The COMELEC is an independent constitutional body with a
distinct and pivotal role in our scheme of government. In the
discharge of its awesome functions as overseer of fair
elections, administrator and lead implementor of laws relative
to the conduct of elections, it should not be stymied with
restrictions that would perhaps be justified in the case of an
organization of lesser responsibility.[103] It should be
afforded ample elbow room and enough wherewithal in
devising means and initiatives that would enable it to
accomplish the great objective for which it was created--to
promote free, orderly, honest and peaceful elections.
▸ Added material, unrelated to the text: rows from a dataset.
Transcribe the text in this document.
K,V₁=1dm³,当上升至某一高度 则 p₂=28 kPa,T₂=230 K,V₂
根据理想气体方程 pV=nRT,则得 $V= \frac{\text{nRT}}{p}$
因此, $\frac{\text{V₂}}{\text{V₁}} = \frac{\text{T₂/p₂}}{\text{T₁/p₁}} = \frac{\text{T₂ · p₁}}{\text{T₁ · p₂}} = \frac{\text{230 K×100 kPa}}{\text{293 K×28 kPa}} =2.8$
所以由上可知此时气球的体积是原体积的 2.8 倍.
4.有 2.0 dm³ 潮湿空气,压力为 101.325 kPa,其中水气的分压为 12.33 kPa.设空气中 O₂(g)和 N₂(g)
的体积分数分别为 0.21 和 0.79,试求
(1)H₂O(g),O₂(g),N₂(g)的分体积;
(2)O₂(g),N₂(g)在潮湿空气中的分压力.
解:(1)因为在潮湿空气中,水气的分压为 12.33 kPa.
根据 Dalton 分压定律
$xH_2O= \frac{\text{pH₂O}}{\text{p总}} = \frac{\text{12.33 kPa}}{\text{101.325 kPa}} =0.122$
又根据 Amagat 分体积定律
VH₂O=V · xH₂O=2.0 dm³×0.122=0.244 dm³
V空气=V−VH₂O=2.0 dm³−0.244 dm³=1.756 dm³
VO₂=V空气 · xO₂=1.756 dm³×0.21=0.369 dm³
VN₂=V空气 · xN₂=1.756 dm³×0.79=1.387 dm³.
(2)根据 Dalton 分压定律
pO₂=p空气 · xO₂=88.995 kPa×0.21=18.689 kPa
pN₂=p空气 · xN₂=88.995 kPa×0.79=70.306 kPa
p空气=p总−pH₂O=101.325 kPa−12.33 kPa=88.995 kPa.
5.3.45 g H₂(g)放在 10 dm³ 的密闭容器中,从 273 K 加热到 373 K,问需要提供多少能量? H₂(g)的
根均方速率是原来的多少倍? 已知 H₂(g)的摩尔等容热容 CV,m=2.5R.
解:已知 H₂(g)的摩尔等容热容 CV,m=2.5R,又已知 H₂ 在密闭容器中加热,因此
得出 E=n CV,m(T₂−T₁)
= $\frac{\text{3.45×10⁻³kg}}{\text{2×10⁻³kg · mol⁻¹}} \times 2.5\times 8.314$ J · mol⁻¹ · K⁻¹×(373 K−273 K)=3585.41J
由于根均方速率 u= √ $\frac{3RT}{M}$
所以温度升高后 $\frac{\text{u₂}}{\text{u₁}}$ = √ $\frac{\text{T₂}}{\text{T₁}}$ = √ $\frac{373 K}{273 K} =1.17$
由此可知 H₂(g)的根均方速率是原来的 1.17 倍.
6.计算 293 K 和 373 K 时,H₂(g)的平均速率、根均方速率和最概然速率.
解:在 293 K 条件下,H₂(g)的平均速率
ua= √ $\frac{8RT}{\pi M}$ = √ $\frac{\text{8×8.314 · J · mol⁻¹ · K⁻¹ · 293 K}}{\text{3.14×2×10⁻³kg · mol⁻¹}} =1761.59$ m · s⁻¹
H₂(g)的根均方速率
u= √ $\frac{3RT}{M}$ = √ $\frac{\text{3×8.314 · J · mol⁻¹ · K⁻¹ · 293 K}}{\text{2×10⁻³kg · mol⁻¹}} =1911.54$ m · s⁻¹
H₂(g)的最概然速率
This is
as it should be for, too often, COMELEC has to make
decisions under difficult conditions to address unforeseen
events to preserve the integrity of the election and in the
process the voice of the people. Thus, in the past, the Court
has steered away from interfering with the COMELECs
exercise of its power which, by law and by the nature of its
office properly pertain to it. Absent, therefore, a clear
showing of grave abuse of discretion on comelecs part, as
here, the Court should refrain from utilizing the corrective
hand of certiorari to review, let alone nullify, the acts of that
body.

There are no ready-made formulas for solving public
problems. Time and experience are necessary to evolve
patterns that will serve the ends of good government. In the
matter of the administration of the laws relative to the
conduct of elections, x x x we must not by any excessive
zeal take away from the comelec the initiative which by
constitutional and legal mandates properly belongs to it. Due
regard to the independent character of the Commission x x x
requires that the power of this court to review the acts of that
body should, as a general proposition, be used sparingly, but
firmly in appropriate cases.

.This independent constitutional commission, it is true,
possesses extraordinary powers and enjoys a considerable
latitude in the discharge of its functions. The road, however,
towards successful 2010 automation elections would
certainly be rough and bumpy. The comelec is laboring
under very tight timelines. It would accordingly need the help
of all advocates of orderly and honest elections, of all men
and women of goodwill, to smoothen the way and assist
comelec personnel address the fears expressed about the
integrity of the system. Like anyone else, the Court would
like and wish automated elections to succeed, credibly.

WHEREFORE, the instant petition is hereby DENIED.